After a long career on stage and aged in her late thirties, Mack Sennett signed her with great fanfare in June 1927, describing her as an "internationally famous musical comedy and vaudeville star." She was cast in several "Sennett Girl Comedies," two-reel productions designed to show off the beauty of Sennett's latest actresses. Other actresses featured in the girl comedy shorts were Carole Lombard, Anita Barnes, and Kathryn Stanley. Her first title was The Girl from Everywhere, with Pollard receiving title billing. Some of these films included short, two-strip technicolor sequences. In these first movies for Sennett, Pollard demonstrated her talents as a comedian and dancer. Lombard and Pollard became close friends during the time they were working for Sennett. Lombard reportedly said "Daphne Pollard and I were just in hysterics the whole time. We used to pull the worst gags on...some of the boys."
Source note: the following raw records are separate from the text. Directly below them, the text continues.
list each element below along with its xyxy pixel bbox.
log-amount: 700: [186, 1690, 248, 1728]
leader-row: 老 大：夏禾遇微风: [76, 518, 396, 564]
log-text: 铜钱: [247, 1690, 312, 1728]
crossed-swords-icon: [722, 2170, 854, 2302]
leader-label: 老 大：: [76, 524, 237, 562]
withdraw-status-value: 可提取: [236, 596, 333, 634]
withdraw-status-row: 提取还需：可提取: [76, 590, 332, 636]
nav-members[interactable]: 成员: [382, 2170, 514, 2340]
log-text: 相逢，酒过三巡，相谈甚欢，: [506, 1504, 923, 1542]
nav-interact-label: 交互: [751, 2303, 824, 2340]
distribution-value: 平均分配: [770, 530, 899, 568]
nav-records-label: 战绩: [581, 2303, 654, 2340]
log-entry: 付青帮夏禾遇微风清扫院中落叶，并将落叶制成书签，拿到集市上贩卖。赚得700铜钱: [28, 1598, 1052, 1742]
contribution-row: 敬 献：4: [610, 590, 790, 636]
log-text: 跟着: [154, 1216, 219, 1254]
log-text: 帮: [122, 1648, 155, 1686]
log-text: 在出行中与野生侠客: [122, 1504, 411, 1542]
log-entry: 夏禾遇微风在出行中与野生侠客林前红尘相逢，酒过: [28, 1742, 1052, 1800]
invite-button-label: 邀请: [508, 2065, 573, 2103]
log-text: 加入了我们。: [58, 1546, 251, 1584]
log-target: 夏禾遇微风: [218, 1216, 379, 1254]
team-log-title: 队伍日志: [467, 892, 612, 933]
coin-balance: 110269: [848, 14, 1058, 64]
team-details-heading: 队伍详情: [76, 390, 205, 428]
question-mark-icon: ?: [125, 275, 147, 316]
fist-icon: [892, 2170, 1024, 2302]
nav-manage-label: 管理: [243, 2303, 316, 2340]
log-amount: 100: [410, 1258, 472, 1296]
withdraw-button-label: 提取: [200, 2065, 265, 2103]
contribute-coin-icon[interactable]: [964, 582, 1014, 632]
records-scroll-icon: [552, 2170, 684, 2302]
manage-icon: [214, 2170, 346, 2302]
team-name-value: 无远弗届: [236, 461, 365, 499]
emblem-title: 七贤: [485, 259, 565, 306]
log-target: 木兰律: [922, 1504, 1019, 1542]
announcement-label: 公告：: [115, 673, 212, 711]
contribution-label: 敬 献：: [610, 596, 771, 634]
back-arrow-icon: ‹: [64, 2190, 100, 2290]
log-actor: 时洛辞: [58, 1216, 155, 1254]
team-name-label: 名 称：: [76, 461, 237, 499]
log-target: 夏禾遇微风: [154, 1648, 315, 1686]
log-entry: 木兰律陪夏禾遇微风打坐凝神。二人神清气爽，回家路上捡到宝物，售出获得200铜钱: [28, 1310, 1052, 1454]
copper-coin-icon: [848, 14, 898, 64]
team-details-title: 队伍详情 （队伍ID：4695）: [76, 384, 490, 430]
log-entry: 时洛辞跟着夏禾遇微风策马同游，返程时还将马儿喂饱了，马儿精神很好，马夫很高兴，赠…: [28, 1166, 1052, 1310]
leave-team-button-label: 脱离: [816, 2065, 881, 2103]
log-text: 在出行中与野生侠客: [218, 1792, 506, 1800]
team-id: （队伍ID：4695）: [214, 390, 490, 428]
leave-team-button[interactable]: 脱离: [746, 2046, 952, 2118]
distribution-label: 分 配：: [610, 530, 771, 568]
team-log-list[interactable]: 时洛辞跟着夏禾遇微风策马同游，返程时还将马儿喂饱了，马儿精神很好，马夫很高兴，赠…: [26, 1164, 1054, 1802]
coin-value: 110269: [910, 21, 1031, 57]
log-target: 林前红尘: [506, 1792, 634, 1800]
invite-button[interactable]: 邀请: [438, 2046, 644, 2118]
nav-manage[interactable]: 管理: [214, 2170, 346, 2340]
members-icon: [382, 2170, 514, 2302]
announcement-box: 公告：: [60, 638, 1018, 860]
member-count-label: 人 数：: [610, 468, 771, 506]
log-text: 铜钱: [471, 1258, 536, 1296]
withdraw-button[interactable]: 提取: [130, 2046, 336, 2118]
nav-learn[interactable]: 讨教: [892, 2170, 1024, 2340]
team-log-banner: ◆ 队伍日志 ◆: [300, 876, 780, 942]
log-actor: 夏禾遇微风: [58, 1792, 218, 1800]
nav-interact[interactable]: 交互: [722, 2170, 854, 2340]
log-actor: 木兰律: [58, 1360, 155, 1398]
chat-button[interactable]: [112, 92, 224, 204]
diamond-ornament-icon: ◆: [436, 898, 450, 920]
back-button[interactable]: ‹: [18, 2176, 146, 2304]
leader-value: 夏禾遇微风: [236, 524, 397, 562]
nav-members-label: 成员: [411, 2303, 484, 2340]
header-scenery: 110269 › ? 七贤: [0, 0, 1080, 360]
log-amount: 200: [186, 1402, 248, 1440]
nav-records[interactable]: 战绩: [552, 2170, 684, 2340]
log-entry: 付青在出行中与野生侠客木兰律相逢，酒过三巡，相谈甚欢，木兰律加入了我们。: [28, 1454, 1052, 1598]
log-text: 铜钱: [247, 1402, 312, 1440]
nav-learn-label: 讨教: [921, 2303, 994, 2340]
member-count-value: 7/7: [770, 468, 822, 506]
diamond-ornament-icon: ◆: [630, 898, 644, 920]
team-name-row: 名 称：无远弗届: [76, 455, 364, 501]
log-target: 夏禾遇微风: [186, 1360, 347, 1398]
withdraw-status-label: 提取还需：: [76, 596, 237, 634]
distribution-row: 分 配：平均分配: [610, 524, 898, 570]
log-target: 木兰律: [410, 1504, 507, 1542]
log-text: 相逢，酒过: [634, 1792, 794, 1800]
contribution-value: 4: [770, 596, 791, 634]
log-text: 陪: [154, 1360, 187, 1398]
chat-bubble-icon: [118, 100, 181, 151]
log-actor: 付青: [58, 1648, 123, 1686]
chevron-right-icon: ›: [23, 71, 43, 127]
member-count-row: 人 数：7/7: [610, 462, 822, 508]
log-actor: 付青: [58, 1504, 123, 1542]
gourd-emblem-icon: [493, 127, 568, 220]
Pollard went on to work for Vitaphone, RKO Pictures and Universal Pictures. She memorably appeared in several Laurel and Hardy films of the mid-1930s, as a shrewish wife of Oliver Hardy in Thicker than Water and Our Relations and also as a maid in Bonnie Scotland, achieving almost 60 screen credits in the seven years between 1928 and 1935. She continued to appear in occasional supporting roles into the early 1940s, again appearing briefly with Laurel and Hardy in The Dancing Masters. Her final role was as Mrs McGinnis in Kid Dynamite.

Personal life

In July 1911 she married Ellington Strother Bunch, a journalist.
Pollard's parents and five of her siblings joined her in the US after 1911, settling in Seattle. An older sister, Hilda, who had married, stayed in Melbourne.
In early 1928, together with other former Pollard Lilliputan Opera Company members, she attended the Hollywood funeral of comedian Ted McNamara following his sudden death from pneumonia.
Daphne Pollard died in Los Angeles in 1978.